Invité à prendre la parole à l’occasion du conseil national
du parti québécois (PQ) le 21 novembre dernier, le chef de l’Association des
Premières Nations du Québec et du Labrador (APNQL), Ghislain Picard, déclarait
qu’il était lui aussi un « souverainiste », ce qui n’a pas manqué de faire
bonne impression chez les militants péquistes présents sur place. Comme vous le
savez surement déjà, cette déclaration était une manœuvre rhétorique plutôt
habile, visant à la sensibilisation de l’auditoire à la cause autochtone, car
celui-ci ne faisait pas strictement référence à la souveraineté du Québec, mais
surtout à celle de la nation Innu. De cette manière, le représentant des
Premières Nations ouvrait une brèche philosophique à exploiter dans leurs
rapports avec les représentants du projet souverainiste québécois. Car, en
effet, Ghislain Picard avait été invité à l’évènement dans le but non dissimulé
de remettre à jour les relations entre ces derniers et leur projet. Par
ailleurs, et contrairement à ce que certaines personnes (qui ne manque jamais
une occasion
d’entretenir les conflits identitaires), celui-ci n’était pas tant en phase de
« trolling », qu’en mission diplomatique.

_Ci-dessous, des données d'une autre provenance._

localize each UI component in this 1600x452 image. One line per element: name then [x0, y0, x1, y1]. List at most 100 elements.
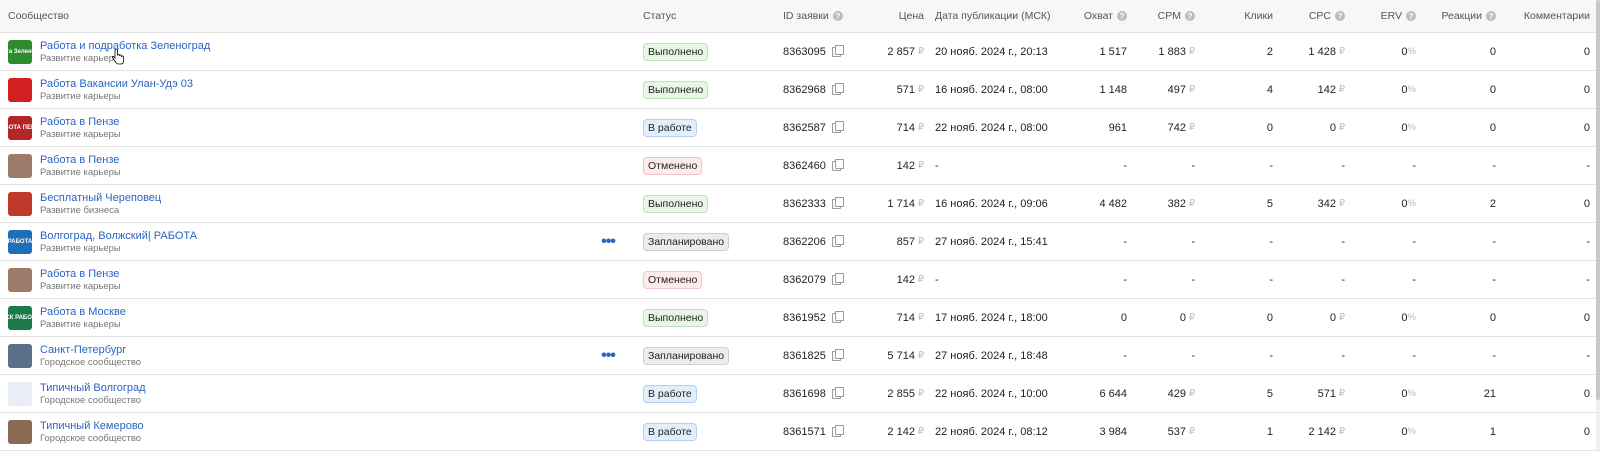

Mais encore, quand est-il de ces relations? Car il est évident
que l’écho des demandes relatives aux autochtones est un problème de longue
date chez les souverainistes et ceci depuis les tout débuts de la version
moderne de cette aspiration politique. La raison en est que si la portée
universelle de l’idée d’autodétermination des peuples est la base éthique du
projet d’un Québec indépendant, celle-ci
devrait dans le même temps être à même de reconnaitre ce droit aux Premières Nations.
Qui comme leur nom l’indique, était là en premier. Enfin, ce principe devrait
s’imposer même au plus obtus des militants péquistes[1].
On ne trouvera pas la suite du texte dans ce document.